The stock Cameroon line on Boris has always been that he might be a rival to George Osborne, Michael Gove, Phillip Hammond, Grant Shapps and other future leadership contenders, but he isn’t one to David Cameron.
This line, though, is becoming rather tenuous. For it is becoming clear that the London Mayor isn’t thinking about a Tory leadership election as some far-off, distant event. Certainly, the assiduousness with which he and those around him are reaching out to those left feeling bruised by Cameron’s reshuffle suggests a desire to build a support base for a rather more imminent contest.

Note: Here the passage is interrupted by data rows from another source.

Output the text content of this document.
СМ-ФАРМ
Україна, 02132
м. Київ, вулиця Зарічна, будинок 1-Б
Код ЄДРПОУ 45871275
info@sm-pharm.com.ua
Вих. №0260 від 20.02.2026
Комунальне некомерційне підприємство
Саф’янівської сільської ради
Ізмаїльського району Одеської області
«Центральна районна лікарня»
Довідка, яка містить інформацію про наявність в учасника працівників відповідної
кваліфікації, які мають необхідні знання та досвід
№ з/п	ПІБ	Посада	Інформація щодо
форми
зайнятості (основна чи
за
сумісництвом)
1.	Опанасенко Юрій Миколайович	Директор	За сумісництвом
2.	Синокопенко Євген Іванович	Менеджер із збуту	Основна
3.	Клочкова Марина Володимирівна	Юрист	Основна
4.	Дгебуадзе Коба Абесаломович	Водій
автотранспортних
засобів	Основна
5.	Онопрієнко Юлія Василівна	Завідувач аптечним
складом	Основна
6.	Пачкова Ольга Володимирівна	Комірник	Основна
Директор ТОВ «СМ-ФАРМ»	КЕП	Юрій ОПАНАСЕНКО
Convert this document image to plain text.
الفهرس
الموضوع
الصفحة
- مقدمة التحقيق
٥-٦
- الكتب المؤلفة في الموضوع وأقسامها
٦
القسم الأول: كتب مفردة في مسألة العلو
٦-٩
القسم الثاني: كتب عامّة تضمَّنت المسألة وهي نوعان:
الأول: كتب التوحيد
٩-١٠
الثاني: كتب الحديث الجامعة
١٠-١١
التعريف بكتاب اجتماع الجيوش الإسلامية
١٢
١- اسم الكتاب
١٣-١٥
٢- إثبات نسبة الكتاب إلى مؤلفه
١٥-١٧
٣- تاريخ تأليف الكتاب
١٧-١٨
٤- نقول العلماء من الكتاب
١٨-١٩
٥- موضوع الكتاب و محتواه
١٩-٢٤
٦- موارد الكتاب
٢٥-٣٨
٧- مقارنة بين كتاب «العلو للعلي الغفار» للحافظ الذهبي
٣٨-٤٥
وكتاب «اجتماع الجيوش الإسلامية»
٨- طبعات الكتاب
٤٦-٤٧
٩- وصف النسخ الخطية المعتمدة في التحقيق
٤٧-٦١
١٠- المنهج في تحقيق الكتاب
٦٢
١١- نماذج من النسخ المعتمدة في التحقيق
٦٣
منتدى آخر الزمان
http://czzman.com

There have been attempts today to laugh off Zac Goldsmith’s offer to stand down in Boris’s favour if Cameron doesn’t rule out a third runway at Heathrow as nothing more than a quick conversational detour. But I understand from those familiar with the discussion that it was rather more detailed than that and included the Mayor probing Goldsmith on just how strong anti-third runway sentiment is in Richmond.
One other thing that should have the antennae of Cameron loyalists twitching is Crispin Blunt’s enthusiastic backing for Boris’s position on Heathrow in the Sunday Times. Blunt standing down in his Reigate constituency is frequently indentified by Boris’s followers as one possible route back into Westminster for the Mayor.